The clinical name for this experience is social phobia, although most people understand it better as social anxiety. According to the National Institute of Mental Health, the lifetime prevalence of Social Anxiety Disorder is a little over 9%, with the average age of onset falling between the early and mid-teens, but some experts believe the age of onset can be even younger, as early as 7. So how do we know when a child is merely shy or whether something more problematic is going on that might need intervention?

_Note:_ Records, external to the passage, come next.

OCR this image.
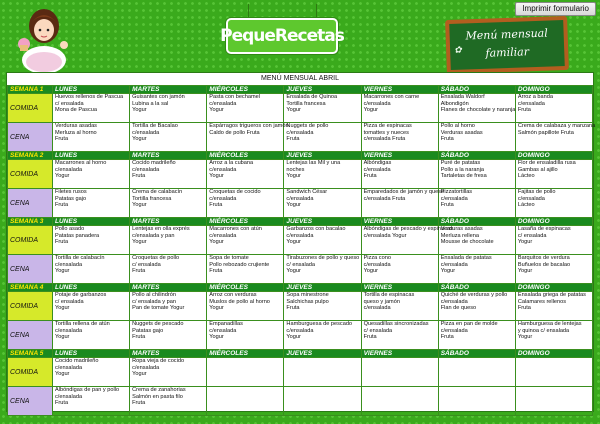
Imprimir formulario
PequeRecetas
✿
Menú mensual
familiar
MENÚ MENSUAL ABRIL
SEMANA 1	LUNES	MARTES	MIÉRCOLES	JUEVES	VIERNES	SÁBADO	DOMINGO
COMIDA	Huevos rellenos de Pascua
c/ ensalada
Mona de Pascua	Guisantes con jamón
Lubina a la sal
Yogur	Pasta con bechamel
c/ensalada
Yogur	Ensalada de Quinoa
Tortilla francesa
Yogur	Macarrones con carne
c/ensalada
Yogur	Ensalada Waldorf
Albondigón
Flanes de chocolate y naranja	Arroz a banda
c/ensalada
Fruta

CENA	Verduras asadas
Merluza al horno
Fruta	Tortilla de Bacalao
c/ensalada
Yogur	Espárragos trigueros con jamón
Caldo de pollo Fruta	Nuggets de pollo
c/ensalada
Fruta	Pizza de espinacas
tomattes y nueces
c/ensalada Fruta	Pollo al horno
Verduras asadas
Fruta	Crema de calabaza y manzana
Salmón papillote Fruta

SEMANA 2	LUNES	MARTES	MIÉRCOLES	JUEVES	VIERNES	SÁBADO	DOMINGO
COMIDA	Macarrones al horno
c/ensalada
Yogur	Cocido madrileño
c/ensalada
Fruta	Arroz a la cubana
c/ensalada
Yogur	Lentejas las Mil y una
noches
Yogur	Albóndigas
c/ensalada
Fruta	Puré de patatas
Pollo a la naranja
Tartaletas de fresa	Flor de ensaladilla rusa
Gambas al ajillo
Lácteo

CENA	Filetes rusos
Patatas gajo
Fruta	Crema de calabacín
Tortilla francesa
Yogur	Croquetas de cocido
c/ensalada
Fruta	Sandwich César
c/ensalada
Yogur	Emparedados de jamón y queso
c/ensalada Fruta	Pizzatortillas
c/ensalada
Fruta	Fajitas de pollo
c/ensalada
Lácteo

SEMANA 3	LUNES	MARTES	MIÉRCOLES	JUEVES	VIERNES	SÁBADO	DOMINGO
COMIDA	Pollo asado
Patatas panadera
Fruta	Lentejas en olla exprés
c/ensalada y pan
Yogur	Macarrones con atún
c/ensalada
Yogur	Garbanzos con bacalao
c/ensalada
Yogur	Albóndigas de pescado y espinacas
c/ensalada Yogur	Verduras asadas
Merluza rellena
Mousse de chocolate	Lasaña de espinacas
c/ ensalada
Yogur

CENA	Tortilla de calabacín
c/ensalada
Yogur	Croquetas de pollo
c/ ensalada
Fruta	Sopa de tomate
Pollo rebozado crujiente
Fruta	Tirabuzones de pollo y queso
c/ ensalada
Yogur	Pizza cono
c/ensalada
Yogur	Ensalada de patatas
c/ensalada
Yogur	Barquitos de verdura
Buñuelos de bacalao
Yogur

SEMANA 4	LUNES	MARTES	MIÉRCOLES	JUEVES	VIERNES	SÁBADO	DOMINGO
COMIDA	Potaje de garbanzos
c/ ensalada
Yogur	Pollo al chilindrón
c/ ensalada y pan
Pan de tomate Yogur	Arroz con verduras
Muslos de pollo al horno
Yogur	Sopa minestrone
Salchichas pulpo
Fruta	Tortilla de espinacas
queso y jamón
c/ensalada	Quiché de verduras y pollo
c/ensalada
Flan de queso	Ensalada griega de patatas
Calamares rellenos
Fruta

CENA	Tortilla rellena de atún
c/ensalada
Yogur	Nuggets de pescado
Patatas gajo
Fruta	Empanadillas
c/ensalada
Yogur	Hamburguesa de pescado
c/ensalada
Yogur	Quesadillas sincronizadas
c/ ensalada
Fruta	Pizza en pan de molde
c/ensalada
Fruta	Hamburguesa de lentejas
y quinoa c/ ensalada
Yogur

SEMANA 5	LUNES	MARTES	MIÉRCOLES	JUEVES	VIERNES	SÁBADO	DOMINGO
COMIDA	Cocido madrileño
c/ensalada
Yogur	Ropa vieja de cocido
c/ensalada
Yogur					

CENA	Albóndigas de pan y pollo
c/ensalada
Fruta	Crema de zanahorias
Salmón en pasta filo
Fruta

Without listing the full diagnostic criteria for social anxiety disorder, the key parts are related to a marked fear or anxiety about one or more social situations in which the individual is exposed to possible scrutiny by others. Examples include social situations (e.g., having a conversation, meeting new people); being observed (e.g., eating or drinking); or performing in front of others (e.g. participating in a spelling bee or giving a presentation in front of the class). The fear of these situations can be very intense. Younger children may cry, cling, or freeze. Adolescents create something of an imaginary audience. There is often a fear of showing anxiety, and thereby being rejected, embarrassed, or negatively evaluated by others. In almost all situations, the child or adolescent tries to avoid the dreaded situation. This is both understandable (who would not want to avoid something painfully upsetting?) and self-reinforcing, as it confirms that the only way out of the anxiety is continued avoidance.

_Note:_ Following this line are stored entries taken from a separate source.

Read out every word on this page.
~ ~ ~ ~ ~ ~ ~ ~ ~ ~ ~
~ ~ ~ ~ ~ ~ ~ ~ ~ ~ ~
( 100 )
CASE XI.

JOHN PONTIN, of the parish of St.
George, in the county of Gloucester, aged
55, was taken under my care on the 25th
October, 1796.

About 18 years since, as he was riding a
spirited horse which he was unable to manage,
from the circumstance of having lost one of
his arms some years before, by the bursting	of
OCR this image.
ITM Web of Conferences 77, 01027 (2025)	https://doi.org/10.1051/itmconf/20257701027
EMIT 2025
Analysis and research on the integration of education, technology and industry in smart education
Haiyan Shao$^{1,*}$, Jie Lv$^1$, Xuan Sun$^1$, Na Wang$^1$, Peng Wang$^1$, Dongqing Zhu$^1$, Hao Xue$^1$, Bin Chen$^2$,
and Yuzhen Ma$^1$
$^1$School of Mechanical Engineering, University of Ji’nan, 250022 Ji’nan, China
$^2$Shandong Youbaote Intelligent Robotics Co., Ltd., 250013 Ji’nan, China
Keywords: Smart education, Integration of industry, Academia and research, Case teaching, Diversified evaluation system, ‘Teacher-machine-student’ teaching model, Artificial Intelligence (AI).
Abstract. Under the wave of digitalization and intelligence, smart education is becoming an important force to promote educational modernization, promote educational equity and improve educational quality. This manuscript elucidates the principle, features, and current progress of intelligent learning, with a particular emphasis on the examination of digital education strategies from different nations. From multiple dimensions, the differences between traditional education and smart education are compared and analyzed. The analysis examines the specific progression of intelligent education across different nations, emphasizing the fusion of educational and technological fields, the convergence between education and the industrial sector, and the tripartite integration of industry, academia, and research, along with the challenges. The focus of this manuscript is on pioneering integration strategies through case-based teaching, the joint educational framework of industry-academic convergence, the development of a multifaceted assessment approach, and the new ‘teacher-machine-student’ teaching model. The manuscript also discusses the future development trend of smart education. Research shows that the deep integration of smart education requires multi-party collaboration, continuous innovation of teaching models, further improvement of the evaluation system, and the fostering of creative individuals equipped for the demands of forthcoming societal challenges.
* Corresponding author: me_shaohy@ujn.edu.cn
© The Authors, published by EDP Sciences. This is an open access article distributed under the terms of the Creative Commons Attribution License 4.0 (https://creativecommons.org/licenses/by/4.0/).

Thus, not surprisingly, the first line treatment is exactly the opposite: to confront the feared stimulus. How this is done can be more involved. Forcing a child into a feared situation can become traumatic so it will be important to set the stage for success, either by setting small, incremental goals or creating a plan with a professional. Direct exposure would be under the title of cognitive behavioral therapy (CBT) whereas gaining insight into these, often unconscious, fears would be explored in psychodynamic or psychoanalytic therapy.

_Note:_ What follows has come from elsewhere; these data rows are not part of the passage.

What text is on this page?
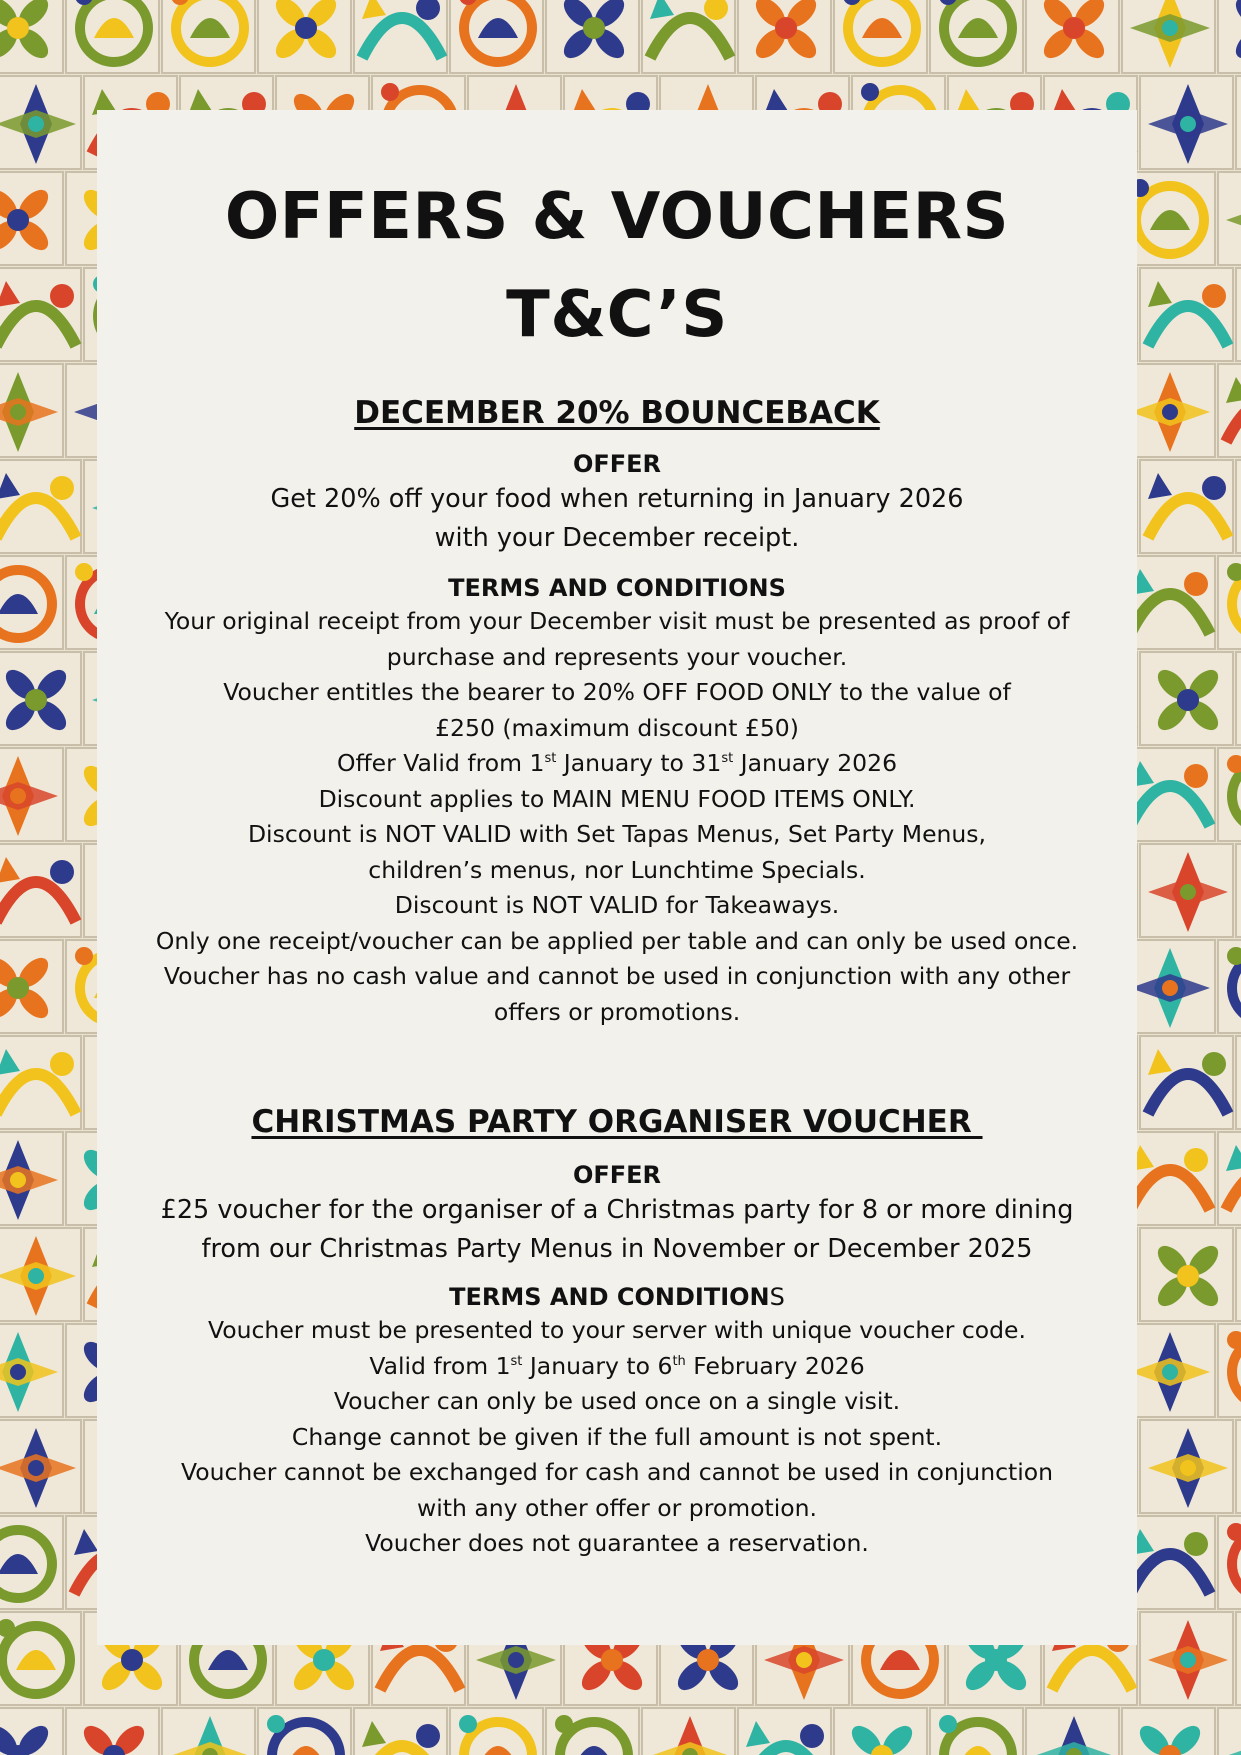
OFFERS & VOUCHERS
T&C’S
DECEMBER 20% BOUNCEBACK

OFFER

Get 20% off your food when returning in January 2026

with your December receipt.

TERMS AND CONDITIONS

Your original receipt from your December visit must be presented as proof of

purchase and represents your voucher.

Voucher entitles the bearer to 20% OFF FOOD ONLY to the value of

£250 (maximum discount £50)

Offer Valid from 1st January to 31st January 2026

Discount applies to MAIN MENU FOOD ITEMS ONLY.

Discount is NOT VALID with Set Tapas Menus, Set Party Menus,

children’s menus, nor Lunchtime Specials.

Discount is NOT VALID for Takeaways.

Only one receipt/voucher can be applied per table and can only be used once.

Voucher has no cash value and cannot be used in conjunction with any other

offers or promotions.

CHRISTMAS PARTY ORGANISER VOUCHER

OFFER

£25 voucher for the organiser of a Christmas party for 8 or more dining

from our Christmas Party Menus in November or December 2025

TERMS AND CONDITIONS

Voucher must be presented to your server with unique voucher code.

Valid from 1st January to 6th February 2026

Voucher can only be used once on a single visit.

Change cannot be given if the full amount is not spent.

Voucher cannot be exchanged for cash and cannot be used in conjunction

with any other offer or promotion.

Voucher does not guarantee a reservation.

In my practice as a clinical psychologist, I am particularly concerned about school avoidance. Once a child or adolescent decides not to attend school, and the parents go along with it, every day thereafter can become a struggle. The child has learned that not going to school is actually a possibility and that this action (or inaction) will reduce their anxiety. Instead, it is important to work closely with the school to help support the child in their regular attendance. Maybe they can be allowed more frequent breaks, or perhaps they are permitted to visit the school counselor when feeling overwhelmed. These measures help set the child up for success, while also validating their subjective experience of a very painful level of anxiety.
Fortunately, scientists are learning more about social anxiety and its neural mechanisms. It has been proposed that individuals with social anxiety might have hypersensitive amygdalae (the part of the limbic system that processes emotional responses such as fear, anxiety, and aggression). Another suggestion is that the regions of the brain that process physical pain (the anterior cingulate cortex) might also contribute to the experience of “social pain.” As with many disorders, more research needs to be done to better understand social anxiety. In the meantime, it might be comforting for a parent to know that this disorder is relatively common and generally treatable with the right set of tools.